The results of the system stability analysis indicate that the logarithmic amplitude-frequency characteristic curve of the system impedance ratio is significantly lower than 0 dB when only one unit (m=1) is connected to the traction network, and the absolute value of the system impedance ratio |T_sn(s)| is much less than 1, suggesting system stability. As the value of m increases, the amplitude-frequency characteristic curve approaches 0 dB, resulting in a decline in system stability. When m=6, the amplitude-frequency characteristic curve crosses 0 dB at 7.032 Hz, and the phase angle at the crossover frequency (f_c) is 182°. The absolute value of the phase angle exceeds 180°, and the system impedance ratio |T_sn(s)| does not meet the condition of being significantly less than 1, indicating an unstable state. Simulation results with the virtual impedance control strategy indicate that when six EMUs are connected to the traction network at the same time, when the virtual impedance R_p values are 10 Ω, 5 Ω, 2 Ω and 1 Ω respectively, the system voltage and current reach a steady state at 1.6 s, 1 s, 0.3 s, and 0.2 s, respectively. The suppression effect improves as the virtual impedance decreases. The simulation results with the adaptive virtual impedance control strategy show that when six EMUs are connected to the traction network, the system reaches a steady state in approximately 0.5 s. The voltage regulation time for the DC side of the EMUs is 0.46 s, with an overshoot of 37.71% and a post-stabilization voltage fluctuation of 58 V. Subsequently, one EMU with adaptive virtual impedance control is added every 2 seconds, resulting in a total of 11 EMUs. The system remains stable, and the virtual impedance value is reduced to 4.61. The comparative experimental results indicate that, after transitioning from the traditional control strategy to the adaptive virtual impedance control strategy, the system can rapidly recover from a low-frequency oscillation at approximately 7 Hz. Furthermore, the AC-side voltage stabilizes at 20 V, while the DC-side voltage remains stable at 40 V.
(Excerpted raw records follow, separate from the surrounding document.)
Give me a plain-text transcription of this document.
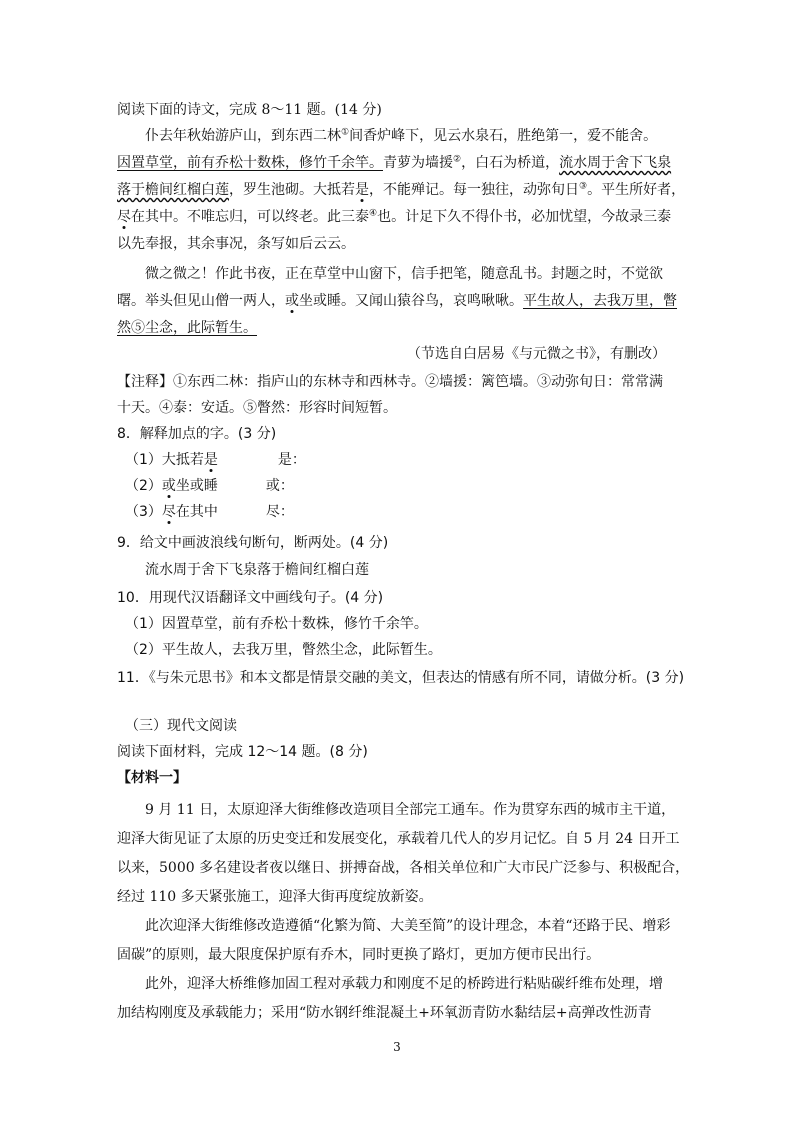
阅读下面的诗文，完成 8～11 题。(14 分)
仆去年秋始游庐山，到东西二林①间香炉峰下，见云水泉石，胜绝第一，爱不能舍。
因置草堂，前有乔松十数株，修竹千余竿。青萝为墙援②，白石为桥道，流水周于舍下飞泉
落于檐间红榴白莲，罗生池砌。大抵若是，不能殚记。每一独往，动弥旬日③。平生所好者，
尽在其中。不唯忘归，可以终老。此三泰④也。计足下久不得仆书，必加忧望，今故录三泰
以先奉报，其余事况，条写如后云云。
微之微之！作此书夜，正在草堂中山窗下，信手把笔，随意乱书。封题之时，不觉欲
曙。举头但见山僧一两人，或坐或睡。又闻山猿谷鸟，哀鸣啾啾。平生故人，去我万里，瞥
然⑤尘念，此际暂生。
（节选自白居易《与元微之书》，有删改）
【注释】①东西二林：指庐山的东林寺和西林寺。②墙援：篱笆墙。③动弥旬日：常常满
十天。④泰：安适。⑤瞥然：形容时间短暂。
8．解释加点的字。(3 分)
（1）大抵若是	是：
（2）或坐或睡	或：
（3）尽在其中	尽：
9．给文中画波浪线句断句，断两处。(4 分)
流水周于舍下飞泉落于檐间红榴白莲
10．用现代汉语翻译文中画线句子。(4 分)
（1）因置草堂，前有乔松十数株，修竹千余竿。
（2）平生故人，去我万里，瞥然尘念，此际暂生。
11．《与朱元思书》和本文都是情景交融的美文，但表达的情感有所不同，请做分析。(3 分)
（三）现代文阅读
阅读下面材料，完成 12～14 题。(8 分)
【材料一】
9 月 11 日，太原迎泽大街维修改造项目全部完工通车。作为贯穿东西的城市主干道，
迎泽大街见证了太原的历史变迁和发展变化，承载着几代人的岁月记忆。自 5 月 24 日开工
以来，5000 多名建设者夜以继日、拼搏奋战，各相关单位和广大市民广泛参与、积极配合，
经过 110 多天紧张施工，迎泽大街再度绽放新姿。
此次迎泽大街维修改造遵循“化繁为简、大美至简”的设计理念，本着“还路于民、增彩
固碳”的原则，最大限度保护原有乔木，同时更换了路灯，更加方便市民出行。
此外，迎泽大桥维修加固工程对承载力和刚度不足的桥跨进行粘贴碳纤维布处理，增
加结构刚度及承载能力；采用“防水钢纤维混凝土+环氧沥青防水黏结层+高弹改性沥青
3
Based on the analysis, the following conclusions can be drawn: (1) A higher impedance ratio between the two sides of the EMUs-traction network coupling system results in decreased system stability. When the impedance ratio does not meet the stability criterion, system instability is induced, leading to low-frequency oscillations. (2) The incorporation of parallel virtual impedance in the control strategy for the EMU's four-quadrant converter can correct the impedance characteristics of the load subsystem, enhance system stability, and suppress low-frequency oscillation. (3) The adaptive virtual impedance control method can autonomously adjust the virtual impedance value based on the intensity of voltage oscillations on the network side of the EMU, thereby suppressing low-frequency oscillations under varying load conditions, improving the adaptability of the control strategy, and ensuring the stable operation of the EMUs-traction network coupling system across different operating conditions.